Despite its political satire, the film received a positive response from the Singapore Government, as the then second Prime Minister of Singapore, Goh Chok Tong commended Neo's creative talent during his National Day Rally speech on 18 August 2002. In 2004, Neo was the first local filmmaker to receive a National Day Award, and on 21 October 2005, he and Dick Lee became the first pop culture artists to receive the Cultural Medallion, Singapore's highest arts award. The movie sparked public discussion and parliamentary debate about the negative effects of streaming.

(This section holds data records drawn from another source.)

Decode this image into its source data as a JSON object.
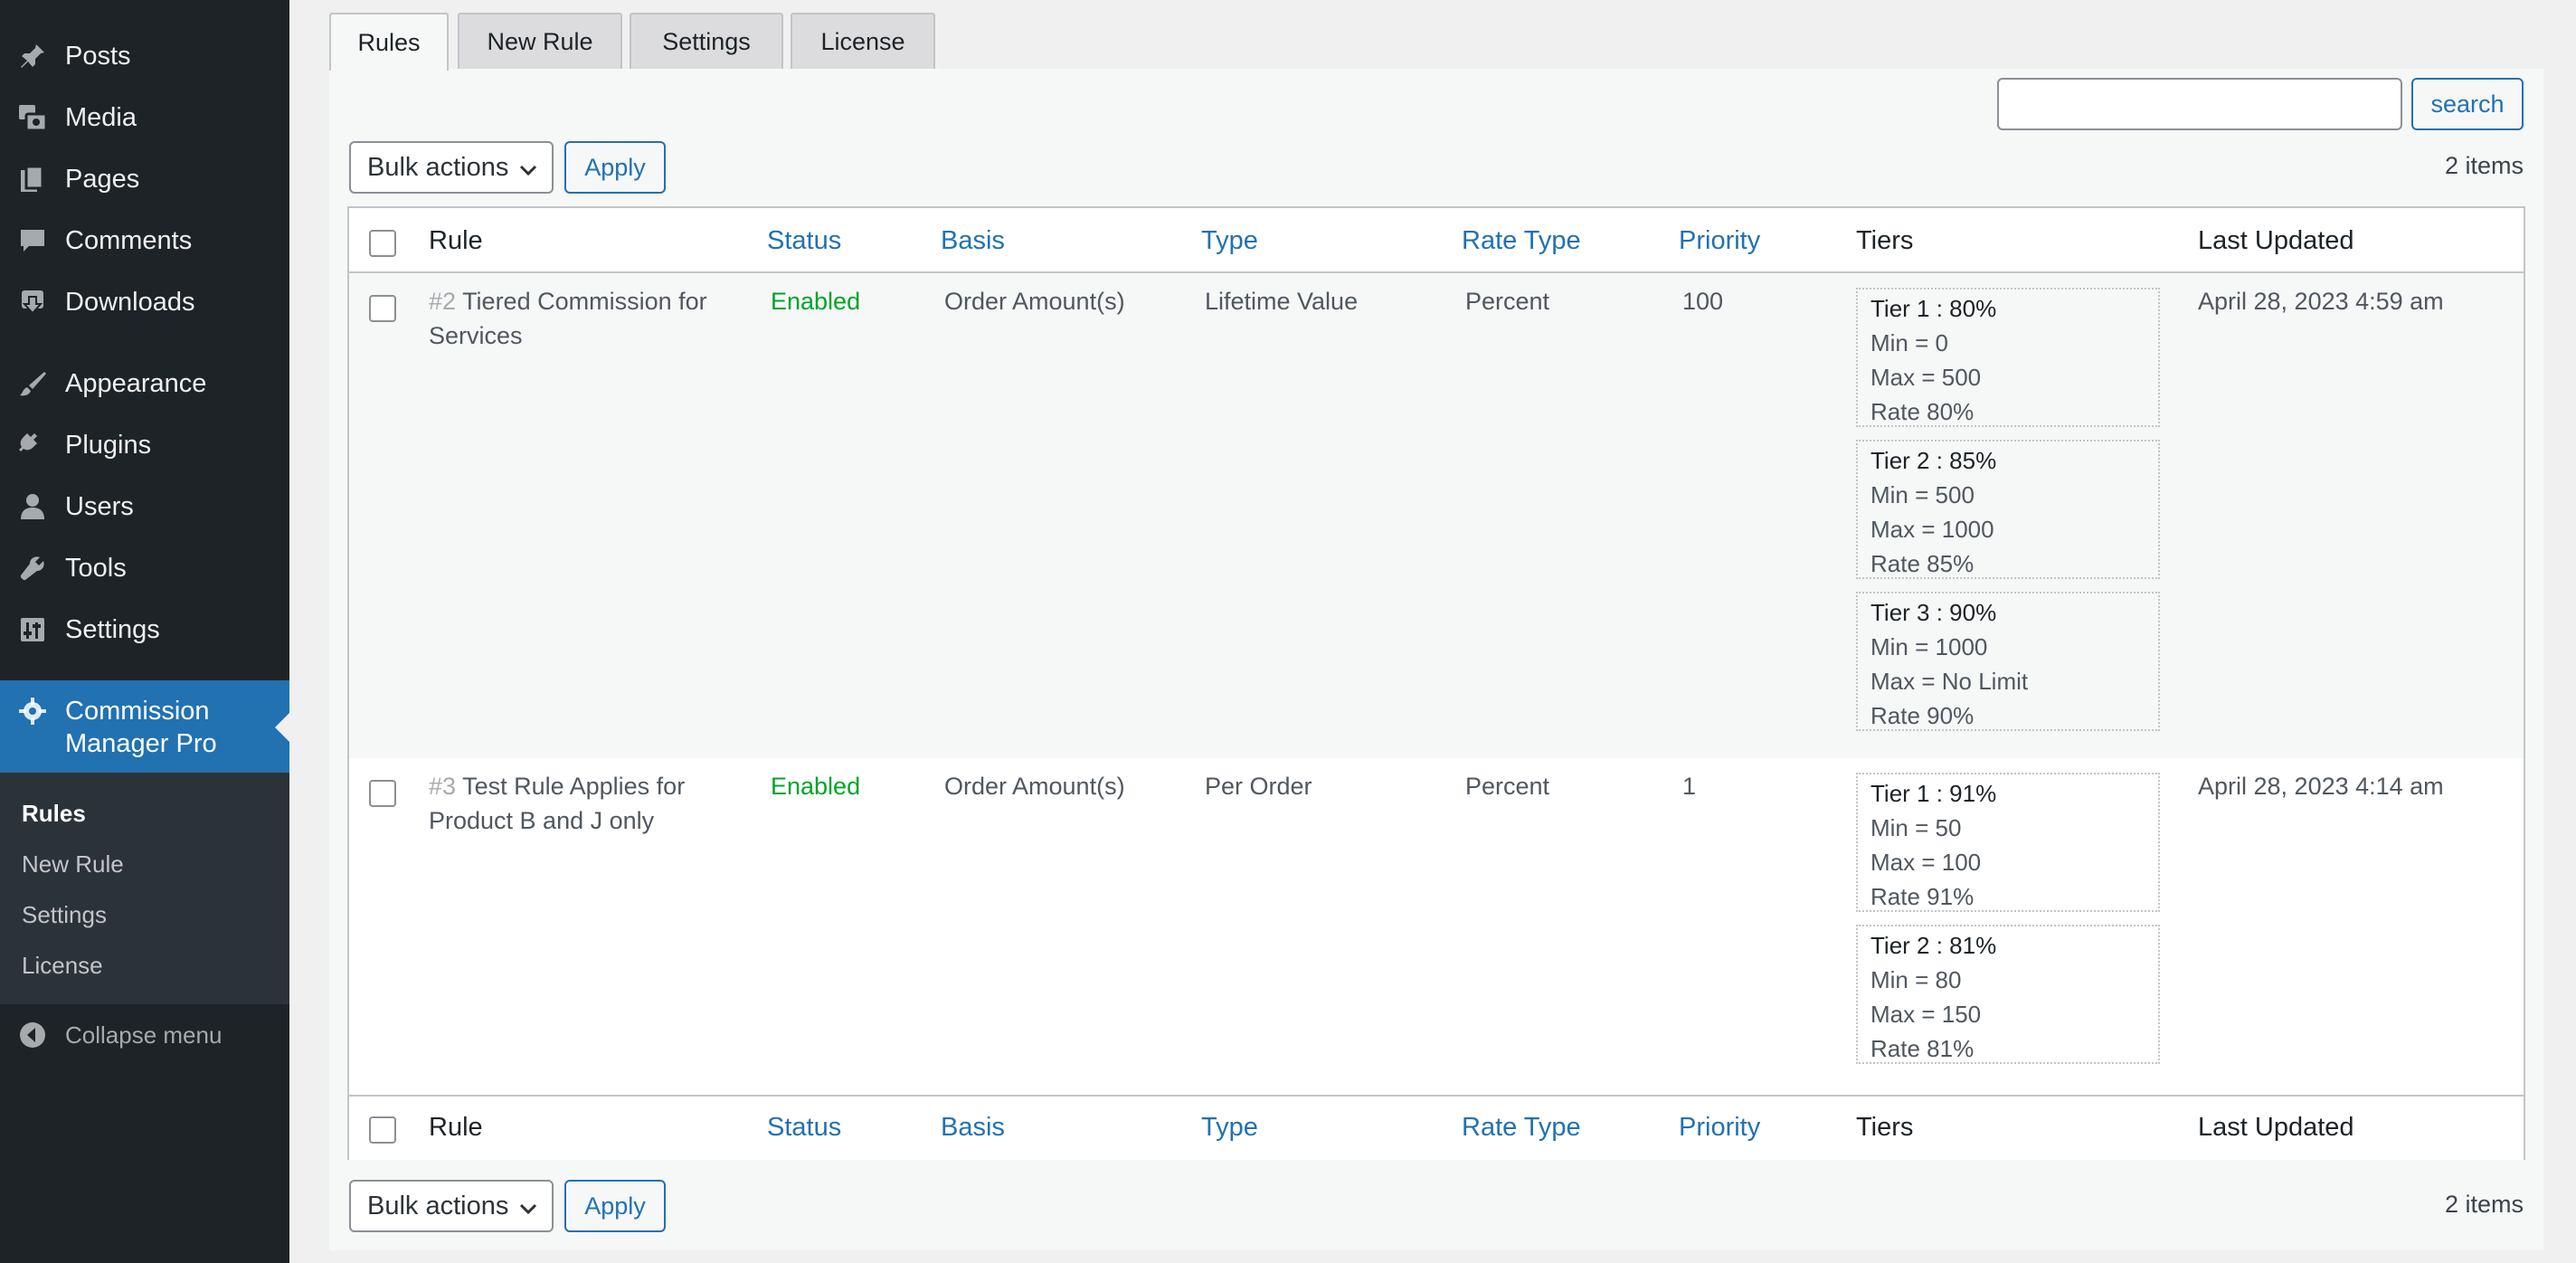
{
  "sidebar": {
    "items": [
      {
        "label": "Posts",
        "icon": "pin-icon"
      },
      {
        "label": "Media",
        "icon": "media-icon"
      },
      {
        "label": "Pages",
        "icon": "pages-icon"
      },
      {
        "label": "Comments",
        "icon": "comments-icon"
      },
      {
        "label": "Downloads",
        "icon": "download-icon"
      },
      {
        "label": "Appearance",
        "icon": "brush-icon"
      },
      {
        "label": "Plugins",
        "icon": "plug-icon"
      },
      {
        "label": "Users",
        "icon": "user-icon"
      },
      {
        "label": "Tools",
        "icon": "wrench-icon"
      },
      {
        "label": "Settings",
        "icon": "sliders-icon"
      }
    ],
    "current": {
      "label_line1": "Commission",
      "label_line2": "Manager Pro",
      "icon": "gear-icon"
    },
    "submenu": [
      "Rules",
      "New Rule",
      "Settings",
      "License"
    ],
    "collapse_label": "Collapse menu",
    "accent": "#2271b1"
  },
  "tabs": [
    "Rules",
    "New Rule",
    "Settings",
    "License"
  ],
  "search": {
    "value": "",
    "button": "search"
  },
  "bulk": {
    "select_label": "Bulk actions",
    "apply_label": "Apply"
  },
  "items_count": "2 items",
  "columns": {
    "rule": "Rule",
    "status": "Status",
    "basis": "Basis",
    "type": "Type",
    "rate_type": "Rate Type",
    "priority": "Priority",
    "tiers": "Tiers",
    "last_updated": "Last Updated"
  },
  "rows": [
    {
      "id": "#2",
      "name_line1": "Tiered Commission for",
      "name_line2": "Services",
      "status": "Enabled",
      "basis": "Order Amount(s)",
      "type": "Lifetime Value",
      "rate_type": "Percent",
      "priority": "100",
      "last_updated": "April 28, 2023 4:59 am",
      "tiers": [
        {
          "title": "Tier 1 : 80%",
          "min": "Min = 0",
          "max": "Max = 500",
          "rate": "Rate 80%"
        },
        {
          "title": "Tier 2 : 85%",
          "min": "Min = 500",
          "max": "Max = 1000",
          "rate": "Rate 85%"
        },
        {
          "title": "Tier 3 : 90%",
          "min": "Min = 1000",
          "max": "Max = No Limit",
          "rate": "Rate 90%"
        }
      ]
    },
    {
      "id": "#3",
      "name_line1": "Test Rule Applies for",
      "name_line2": "Product B and J only",
      "status": "Enabled",
      "basis": "Order Amount(s)",
      "type": "Per Order",
      "rate_type": "Percent",
      "priority": "1",
      "last_updated": "April 28, 2023 4:14 am",
      "tiers": [
        {
          "title": "Tier 1 : 91%",
          "min": "Min = 50",
          "max": "Max = 100",
          "rate": "Rate 91%"
        },
        {
          "title": "Tier 2 : 81%",
          "min": "Min = 80",
          "max": "Max = 150",
          "rate": "Rate 81%"
        }
      ]
    }
  ]
}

In 2004, the Ministry of Education decided to merge the EM1 and EM2 streams, and the EM3 stream was scrapped in 2008.

==Sequels==

A standalone second installment titled I Not Stupid Too was released on 26 January 2006. Another standalone third installment titled I Not Stupid 3 began production in June 2023 and was released on 6 June 2024 during the school holidays in Singapore. I Not Stupid 3 was also released in Malaysia on 13 June 2024, in China on 16 August 2024 and in Taiwan on 20 September 2024.